Si potrebbe chiamare “BimbAvis” la bella e intensa giornata organizzata sabato 2 giugno dall’Avis di Balconi, in collaborazione con il Comitato Sagra, per coinvolgere le famiglie del paese e avvicinarle alla solidarietà del dono. Oltre 150 tra bambini e adulti hanno potuto giocare e divertirsi insieme grazie alle tante attività del Ludobus, al grande gioco dell’oca costruito dall’Associazione “Momenti per crescere”, ai giochi di ruolo dell’Associazione “Il Borgo Magico” e alla bella musica de “I Chitarrissimi”. Durante la giornata sono state raccolte ben nove promesse di donazione che, con la situazione allarmante di calo donazionale degli ultimi anni, sono sicuramente un bel segnale, ma che dovranno essere seguite con molta cura dal nostro Direttivo perché diventino… nuovi donatori.

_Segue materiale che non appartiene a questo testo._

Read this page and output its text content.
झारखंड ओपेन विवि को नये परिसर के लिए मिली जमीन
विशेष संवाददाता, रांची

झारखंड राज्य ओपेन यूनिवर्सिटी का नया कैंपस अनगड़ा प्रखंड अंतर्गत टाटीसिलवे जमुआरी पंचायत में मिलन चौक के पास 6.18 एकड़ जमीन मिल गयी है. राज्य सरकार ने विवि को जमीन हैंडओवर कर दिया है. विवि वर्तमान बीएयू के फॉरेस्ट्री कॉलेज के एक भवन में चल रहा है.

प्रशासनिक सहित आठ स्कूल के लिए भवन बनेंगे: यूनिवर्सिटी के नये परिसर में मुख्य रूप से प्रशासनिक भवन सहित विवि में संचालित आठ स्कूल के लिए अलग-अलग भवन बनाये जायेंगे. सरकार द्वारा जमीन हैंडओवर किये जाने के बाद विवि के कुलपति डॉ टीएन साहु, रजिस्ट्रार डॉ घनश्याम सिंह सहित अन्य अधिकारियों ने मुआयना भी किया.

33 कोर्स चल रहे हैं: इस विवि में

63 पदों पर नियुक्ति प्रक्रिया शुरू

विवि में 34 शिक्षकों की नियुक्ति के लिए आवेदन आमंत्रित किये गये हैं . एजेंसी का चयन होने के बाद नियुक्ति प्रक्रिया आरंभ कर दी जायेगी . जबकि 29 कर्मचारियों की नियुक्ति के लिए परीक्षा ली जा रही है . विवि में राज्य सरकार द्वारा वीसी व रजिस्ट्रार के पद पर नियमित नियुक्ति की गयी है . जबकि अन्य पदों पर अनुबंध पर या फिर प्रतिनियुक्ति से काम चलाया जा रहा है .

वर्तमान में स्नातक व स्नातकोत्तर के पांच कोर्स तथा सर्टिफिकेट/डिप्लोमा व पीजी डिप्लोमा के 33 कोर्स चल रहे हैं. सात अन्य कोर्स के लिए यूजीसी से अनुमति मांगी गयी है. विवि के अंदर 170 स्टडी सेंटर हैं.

Tante persone, simpatizzanti Avis, hanno partecipato con grande cuore e disponibilità alla manifestazione, dando una mano per promuovere il dono del sangue.

Francesco Pevarello

Da Piazza Bra alla Madonna della Corona, quaranta chilometri di solidarietà con l’Avis

Il Santuario della Madonna della Corona
La partenza della “Camminata della Solidarietà”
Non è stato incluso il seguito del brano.